Au printemps 2008, Matador signe chez Wagram Music. Son premier album, Afrikan New Style, sort dans les bacs et Mini Kawoulé, le deuxième single, tournera en boucle sur les ondes. Son image et son discours, il les maîtrise très bien. Il sait mettre en avant sa nature calme, bien qu’impulsive, sa politesse, sa modestie (« Au paradis ou en enfer, on ne sera pas des VIP »), et il assure, philosophe, que « seuls les doutes font avancer, pas les certitudes ». Ce n’est que lorsqu’on évoque sa famille, qui représente « tout » pour lui, que Jessy Matador semble enfin céder la place à Jessy Kimbangi.

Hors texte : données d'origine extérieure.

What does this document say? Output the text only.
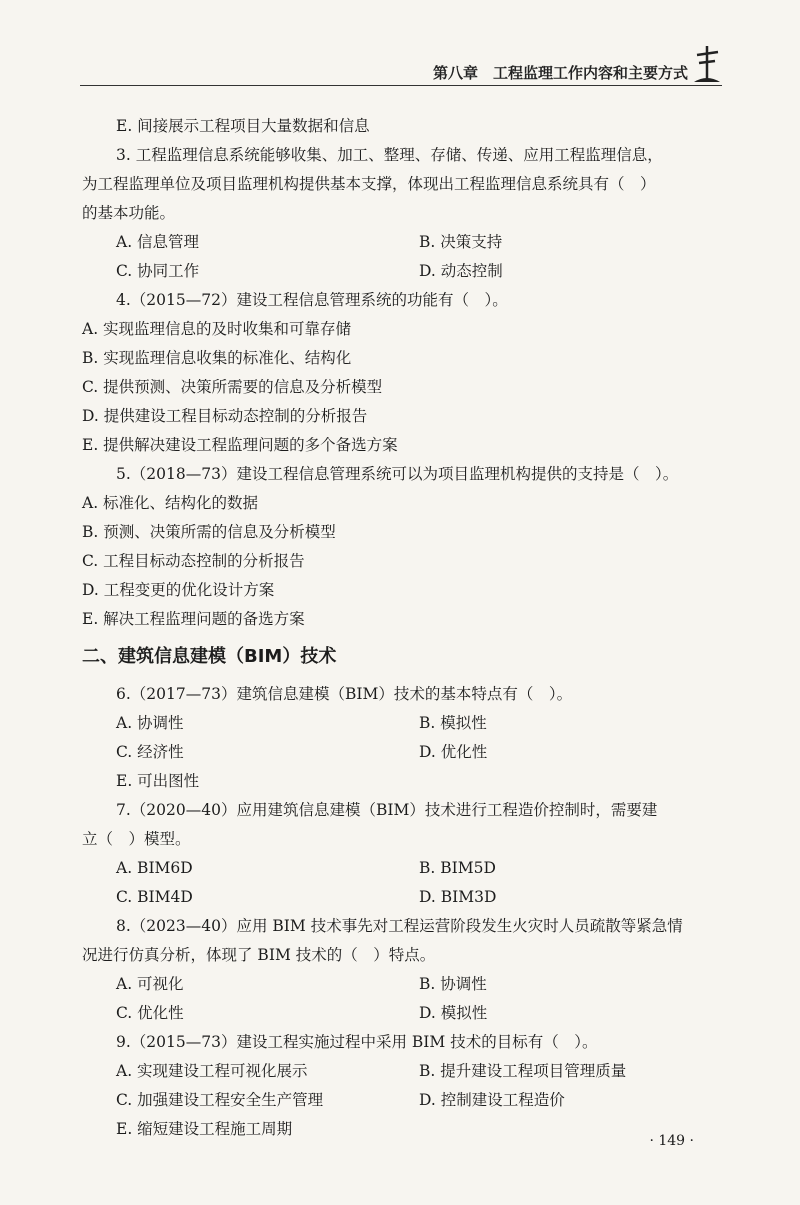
第八章　工程监理工作内容和主要方式
E. 间接展示工程项目大量数据和信息
3. 工程监理信息系统能够收集、加工、整理、存储、传递、应用工程监理信息，
为工程监理单位及项目监理机构提供基本支撑，体现出工程监理信息系统具有（　）
的基本功能。
A. 信息管理	B. 决策支持
C. 协同工作	D. 动态控制
4.（2015—72）建设工程信息管理系统的功能有（　）。
A. 实现监理信息的及时收集和可靠存储
B. 实现监理信息收集的标准化、结构化
C. 提供预测、决策所需要的信息及分析模型
D. 提供建设工程目标动态控制的分析报告
E. 提供解决建设工程监理问题的多个备选方案
5.（2018—73）建设工程信息管理系统可以为项目监理机构提供的支持是（　）。
A. 标准化、结构化的数据
B. 预测、决策所需的信息及分析模型
C. 工程目标动态控制的分析报告
D. 工程变更的优化设计方案
E. 解决工程监理问题的备选方案
二、建筑信息建模（BIM）技术
6.（2017—73）建筑信息建模（BIM）技术的基本特点有（　）。
A. 协调性	B. 模拟性
C. 经济性	D. 优化性
E. 可出图性
7.（2020—40）应用建筑信息建模（BIM）技术进行工程造价控制时，需要建
立（　）模型。
A. BIM6D	B. BIM5D
C. BIM4D	D. BIM3D
8.（2023—40）应用 BIM 技术事先对工程运营阶段发生火灾时人员疏散等紧急情
况进行仿真分析，体现了 BIM 技术的（　）特点。
A. 可视化	B. 协调性
C. 优化性	D. 模拟性
9.（2015—73）建设工程实施过程中采用 BIM 技术的目标有（　）。
A. 实现建设工程可视化展示	B. 提升建设工程项目管理质量
C. 加强建设工程安全生产管理	D. 控制建设工程造价
E. 缩短建设工程施工周期
· 149 ·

Peu après sa naissance à Paris, sa mère (originaire de RD Congo), qui « travaille dans l’immobilier », et son père (Congo-Brazzaville), « entrepreneur assureur », se séparent. De la figure paternelle, il gardera la discipline. Même s’il a été « séparé pendant très longtemps » de son père, parti travailler en Afrique en laissant derrière lui ses six enfants, dont l’aîné, Jessy. Celui-ci a grandi à Épinay-sur-Seine puis à Vanves, en région parisienne. Il confesse avoir été un adolescent turbulent et têtu, jamais en rade pour les petits larcins. C’est là la seule zone d’ombre que consent à éclairer Jessy Matador. Car sitôt le pater familias rentré, au début de son adolescence, ce passionné de football jure qu’il comptait parmi les meilleurs élèves de son collège (porte de Clignancourt, à Paris). « J’ai compris que quand on travaille bien, on arrive à tout, explique-t-il. C’est devenu ma priorité. » Après des études hôtelières au lycée Belliard de Paris, il obtient un baccalauréat professionnel avec, insiste-t-il, « la meilleure note du lycée ».

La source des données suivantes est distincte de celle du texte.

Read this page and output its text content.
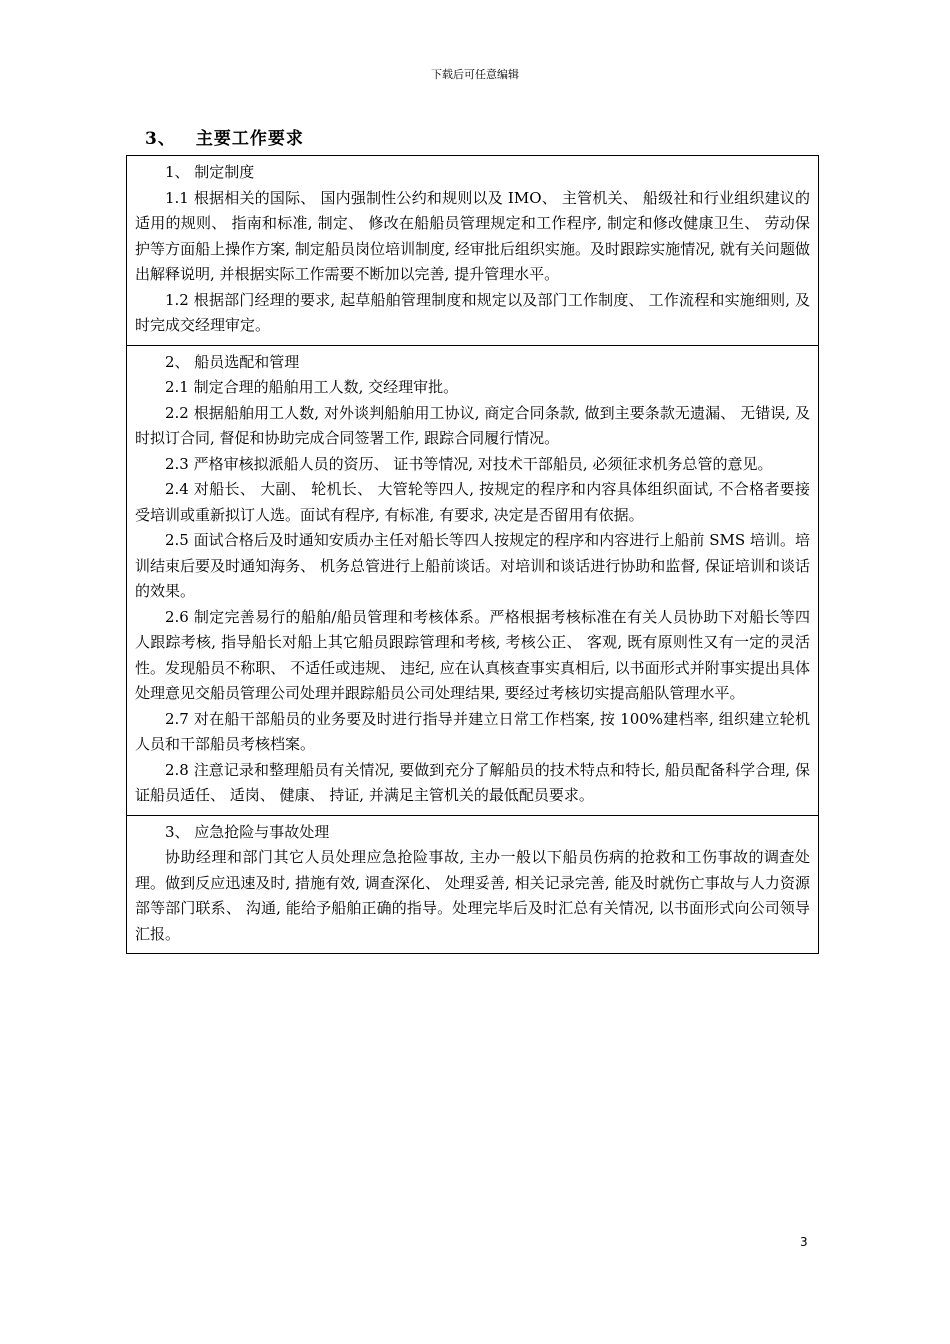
下载后可任意编辑
3、 主要工作要求
1、 制定制度

1.1 根据相关的国际、 国内强制性公约和规则以及 IMO、 主管机关、 船级社和行业组织建议的适用的规则、 指南和标准, 制定、 修改在船船员管理规定和工作程序, 制定和修改健康卫生、 劳动保护等方面船上操作方案, 制定船员岗位培训制度, 经审批后组织实施。及时跟踪实施情况, 就有关问题做出解释说明, 并根据实际工作需要不断加以完善, 提升管理水平。

1.2 根据部门经理的要求, 起草船舶管理制度和规定以及部门工作制度、 工作流程和实施细则, 及时完成交经理审定。

2、 船员选配和管理

2.1 制定合理的船舶用工人数, 交经理审批。

2.2 根据船舶用工人数, 对外谈判船舶用工协议, 商定合同条款, 做到主要条款无遗漏、 无错误, 及时拟订合同, 督促和协助完成合同签署工作, 跟踪合同履行情况。

2.3 严格审核拟派船人员的资历、 证书等情况, 对技术干部船员, 必须征求机务总管的意见。

2.4 对船长、 大副、 轮机长、 大管轮等四人, 按规定的程序和内容具体组织面试, 不合格者要接受培训或重新拟订人选。面试有程序, 有标准, 有要求, 决定是否留用有依据。

2.5 面试合格后及时通知安质办主任对船长等四人按规定的程序和内容进行上船前 SMS 培训。培训结束后要及时通知海务、 机务总管进行上船前谈话。对培训和谈话进行协助和监督, 保证培训和谈话的效果。

2.6 制定完善易行的船舶/船员管理和考核体系。严格根据考核标准在有关人员协助下对船长等四人跟踪考核, 指导船长对船上其它船员跟踪管理和考核, 考核公正、 客观, 既有原则性又有一定的灵活性。发现船员不称职、 不适任或违规、 违纪, 应在认真核查事实真相后, 以书面形式并附事实提出具体处理意见交船员管理公司处理并跟踪船员公司处理结果, 要经过考核切实提高船队管理水平。

2.7 对在船干部船员的业务要及时进行指导并建立日常工作档案, 按 100%建档率, 组织建立轮机人员和干部船员考核档案。

2.8 注意记录和整理船员有关情况, 要做到充分了解船员的技术特点和特长, 船员配备科学合理, 保证船员适任、 适岗、 健康、 持证, 并满足主管机关的最低配员要求。

3、 应急抢险与事故处理

协助经理和部门其它人员处理应急抢险事故, 主办一般以下船员伤病的抢救和工伤事故的调查处理。做到反应迅速及时, 措施有效, 调查深化、 处理妥善, 相关记录完善, 能及时就伤亡事故与人力资源部等部门联系、 沟通, 能给予船舶正确的指导。处理完毕后及时汇总有关情况, 以书面形式向公司领导汇报。

3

Mais c’est d’abord la musique qui compte pour celui qui confie nourrir une admiration sans borne pour l’artiste congolais Werrason, « le show-man d’Afrique ». À la maison, le ndombolo tournait en boucle, tout comme la musique chrétienne qu’écoutait sa mère. Matador rejoint un temps les cuisines d’un restaurant parisien sur les Champs-Élysées et c’est sous les encouragements de son patron qu’il prend la décision de se « lancer à fond dans la zik ». Aujourd’hui, il ne se considère pas comme un représentant de l’Afrique, mais comme « un soldat parmi tant d’autres ». « Dès qu’on entend les premières notes de ma musique, on sait que je suis congolais », assure-t-il. C’est en 2002 qu’il se rend pour la première fois sur le continent, lors d’un séjour scolaire au Mali. Il se souvient avec émotion du sentiment « indescriptible » ressenti lors de son arrivée à l’aéroport. Il rêve d’ailleurs de se rendre en RD Congo, mais pour cela, « l’enfant du pays » a besoin d’être « grandiose » et d’offrir une prestation de grande qualité, par respect pour ses parents. Pour l’heure, malgré la relative défaite de l’Eurovision, il attend avec impatience la sortie de son second album, Elektro Soukouss, le 14 juin. Loin d’Oslo et près de son fils de 4 mois, dont il évoque le futur anniversaire avec un grand sourire.